All homework and exam assignments are to be written up
in R Markdown. (If you know
what knitr is and would rather use it,
ask first.) R Markdown is a system that lets you embed R code, and its output,
into a single document. This helps ensure that your work
is reproducible, meaning that other people can re-do your
analysis and get the same results. It also helps ensure that what you report
in your text and figures really is the result of your code (and not some
brilliant trick that you then forget, or obscure bug that you didn't notice).
For help on using R Markdown,
see "Using R Markdown
for Class Reports". (Part of the first lecture will be going over
the basics of R Markdown.)
For each assignment, you should generally submit two, and only two, files:
- an R Markdown source file, integrating text, generated figures and R code, uploaded to Canvas;
- the "knitted," humanly-readable document, in PDF format, uploaded to
Gradescope. (Using PDF is
important for the grading software.)
(Using two systems is inconvenient for everyone; Gradescope is much better for efficiently sharing work across multiple graders, but will only work with PDFs.)

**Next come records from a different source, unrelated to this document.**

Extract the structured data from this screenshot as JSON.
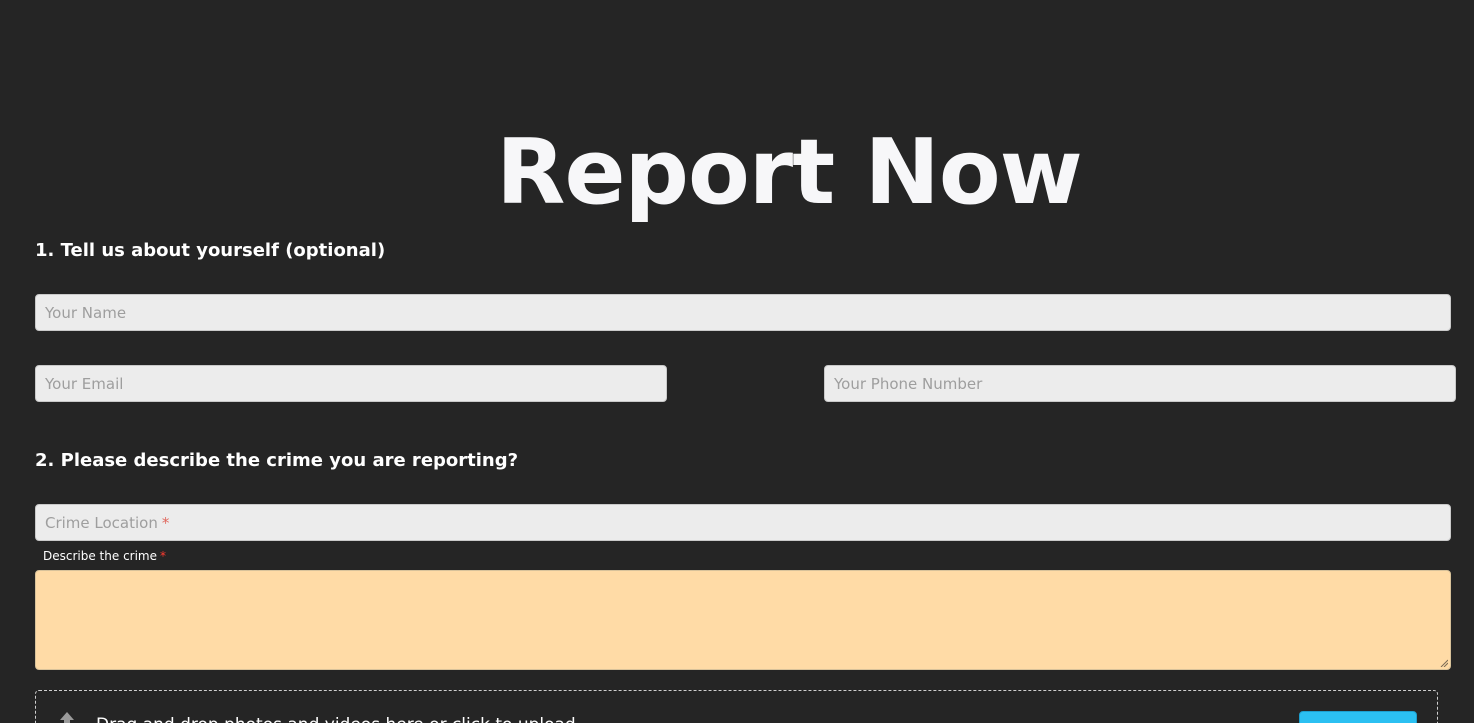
{
  "page": {
    "title": "Report Now"
  },
  "section1": {
    "heading": "1. Tell us about yourself (optional)",
    "name_placeholder": "Your Name",
    "email_placeholder": "Your Email",
    "phone_placeholder": "Your Phone Number"
  },
  "section2": {
    "heading": "2. Please describe the crime you are reporting?",
    "location_placeholder": "Crime Location",
    "required_marker": "*",
    "description_label": "Describe the crime",
    "description_value": ""
  },
  "upload": {
    "prompt": "Drag and drop photos and videos here or click to upload",
    "icon": "upload-arrow-icon",
    "button_label": ""
  },
  "colors": {
    "background": "#252525",
    "input_background": "#ececec",
    "textarea_background": "#ffdba6",
    "required": "#ff3b30",
    "button": "#2bc0f2"
  }
}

I will be re-running the R Markdown file
of randomly selected students; you should expect to be picked for this about
once in the semester. You will lose points if your R Markdown file does not,
in fact, generate your knitted file (making obvious allowances for random
numbers, etc.).
Some problems in the homework will require you to do math. R Markdown
provides a simple but powerful system for type-setting math. (It's based on
the LaTeX document-preparation system widely used in the sciences.) If you
can't get it to work, you can hand-write the math and include scans or photos
of your writing in the appropriate places in your R Markdown document. (You
should upload these additional files to Canvas.) You will, however, lose
points for doing so, starting with no penalty for homework 1, and growing to a
90% penalty (for those problems) by the last homework.

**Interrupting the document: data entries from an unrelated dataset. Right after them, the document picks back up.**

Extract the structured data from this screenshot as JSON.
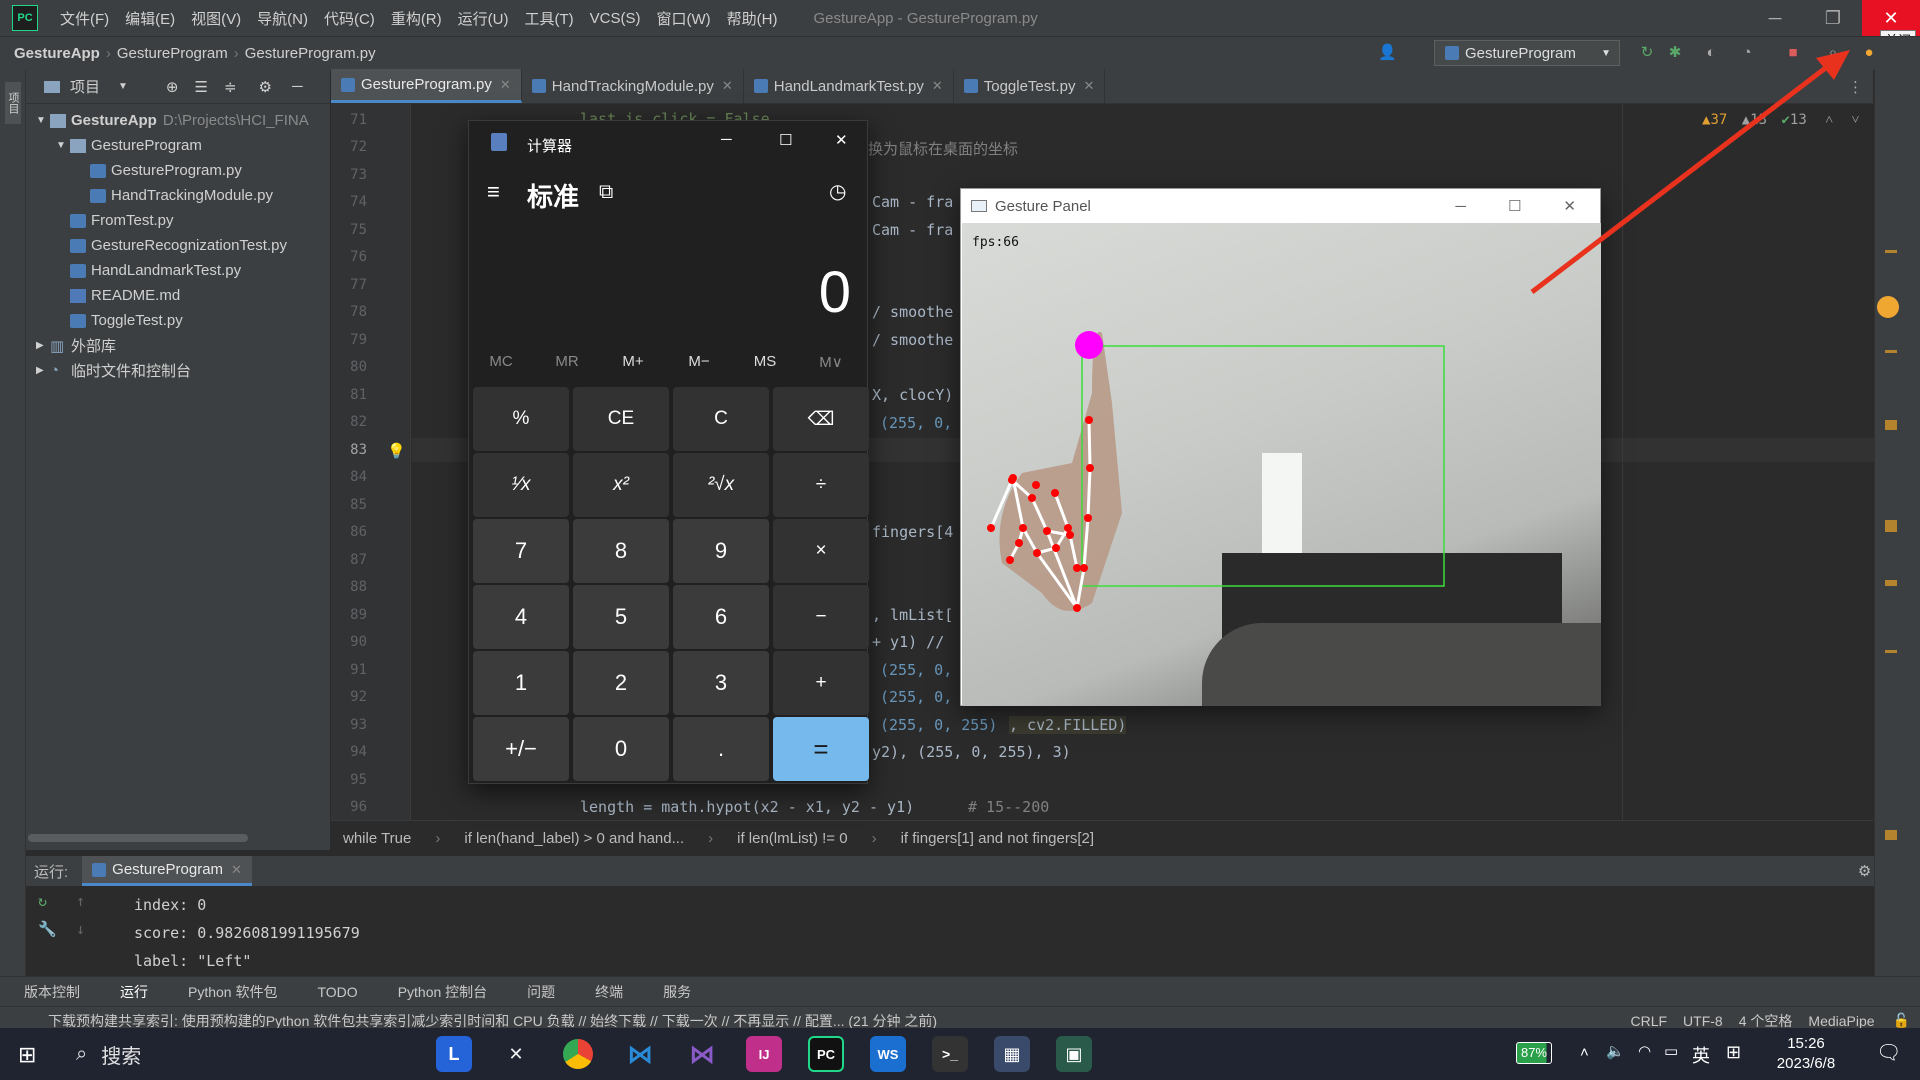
{
  "menubar": {
    "items": [
      "文件(F)",
      "编辑(E)",
      "视图(V)",
      "导航(N)",
      "代码(C)",
      "重构(R)",
      "运行(U)",
      "工具(T)",
      "VCS(S)",
      "窗口(W)",
      "帮助(H)"
    ],
    "window_title": "GestureApp - GestureProgram.py",
    "close_tooltip": "关闭"
  },
  "navbar": {
    "crumbs": [
      "GestureApp",
      "GestureProgram",
      "GestureProgram.py"
    ],
    "run_config": "GestureProgram"
  },
  "project": {
    "header": "项目",
    "root_name": "GestureApp",
    "root_path": "D:\\Projects\\HCI_FINA",
    "items": [
      "GestureProgram",
      "GestureProgram.py",
      "HandTrackingModule.py",
      "FromTest.py",
      "GestureRecognizationTest.py",
      "HandLandmarkTest.py",
      "README.md",
      "ToggleTest.py",
      "外部库",
      "临时文件和控制台"
    ]
  },
  "tabs": [
    "GestureProgram.py",
    "HandTrackingModule.py",
    "HandLandmarkTest.py",
    "ToggleTest.py"
  ],
  "inspections": {
    "warnings": "37",
    "weak": "13",
    "ok": "13"
  },
  "editor": {
    "line_numbers": [
      "71",
      "72",
      "73",
      "74",
      "75",
      "76",
      "77",
      "78",
      "79",
      "80",
      "81",
      "82",
      "83",
      "84",
      "85",
      "86",
      "87",
      "88",
      "89",
      "90",
      "91",
      "92",
      "93",
      "94",
      "95",
      "96"
    ],
    "fragments": {
      "l71": "last_is_click = False",
      "l72": "换为鼠标在桌面的坐标",
      "l74": "Cam - fra",
      "l75": "Cam - fra",
      "l78": "/ smoothe",
      "l79": "/ smoothe",
      "l81": "X, clocY)",
      "l82": "(255, 0,",
      "l86": "fingers[4",
      "l89": ", lmList[",
      "l90": "+ y1) //",
      "l91": "(255, 0,",
      "l92": "(255, 0,",
      "l93a": "(255, 0, 255)",
      "l93b": ", cv2.FILLED)",
      "l94": "y2), (255, 0, 255), 3)",
      "l96": "length = math.hypot(x2 - x1, y2 - y1)",
      "l96c": "# 15--200"
    }
  },
  "breadcrumbs_bottom": [
    "while True",
    "if len(hand_label) > 0 and hand...",
    "if len(lmList) != 0",
    "if fingers[1] and not fingers[2]"
  ],
  "run": {
    "label": "运行:",
    "tab": "GestureProgram",
    "lines": [
      "index: 0",
      "score: 0.9826081991195679",
      "label: \"Left\""
    ]
  },
  "toolwindows": [
    "版本控制",
    "运行",
    "Python 软件包",
    "TODO",
    "Python 控制台",
    "问题",
    "终端",
    "服务"
  ],
  "status": {
    "message": "下载预构建共享索引: 使用预构建的Python 软件包共享索引减少索引时间和 CPU 负载 // 始终下载 // 下载一次 // 不再显示 // 配置... (21 分钟 之前)",
    "right": [
      "CRLF",
      "UTF-8",
      "4 个空格",
      "MediaPipe"
    ]
  },
  "calculator": {
    "title": "计算器",
    "mode": "标准",
    "display": "0",
    "memory": [
      "MC",
      "MR",
      "M+",
      "M−",
      "MS",
      "M∨"
    ],
    "keys": [
      "%",
      "CE",
      "C",
      "⌫",
      "¹⁄x",
      "x²",
      "²√x",
      "÷",
      "7",
      "8",
      "9",
      "×",
      "4",
      "5",
      "6",
      "−",
      "1",
      "2",
      "3",
      "+",
      "+/−",
      "0",
      ".",
      "="
    ]
  },
  "gesture_panel": {
    "title": "Gesture Panel",
    "fps": "fps:66"
  },
  "taskbar": {
    "search": "搜索",
    "battery": "87%",
    "ime": "英",
    "time": "15:26",
    "date": "2023/6/8"
  },
  "colors": {
    "accent": "#4a88c7",
    "calc_equals": "#76b9ed",
    "close_red": "#e81123",
    "landmark_magenta": "#ff00ff",
    "arrow_red": "#e8321e"
  }
}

Canvas, Gradescope and Piazza
Homework will be submitted electronically through Canvas and Gradescope;
Canvas will also be used as the gradebook. Some readings and course materials
will also be distributed through Canvas.
We will be using the Piazza website for question-answering. You will
receive an invitation within the first week of class.
Anonymous-to-other-students posting of questions and replies will be allowed,
at least initially. (Postings will not be anonymous to instructors.)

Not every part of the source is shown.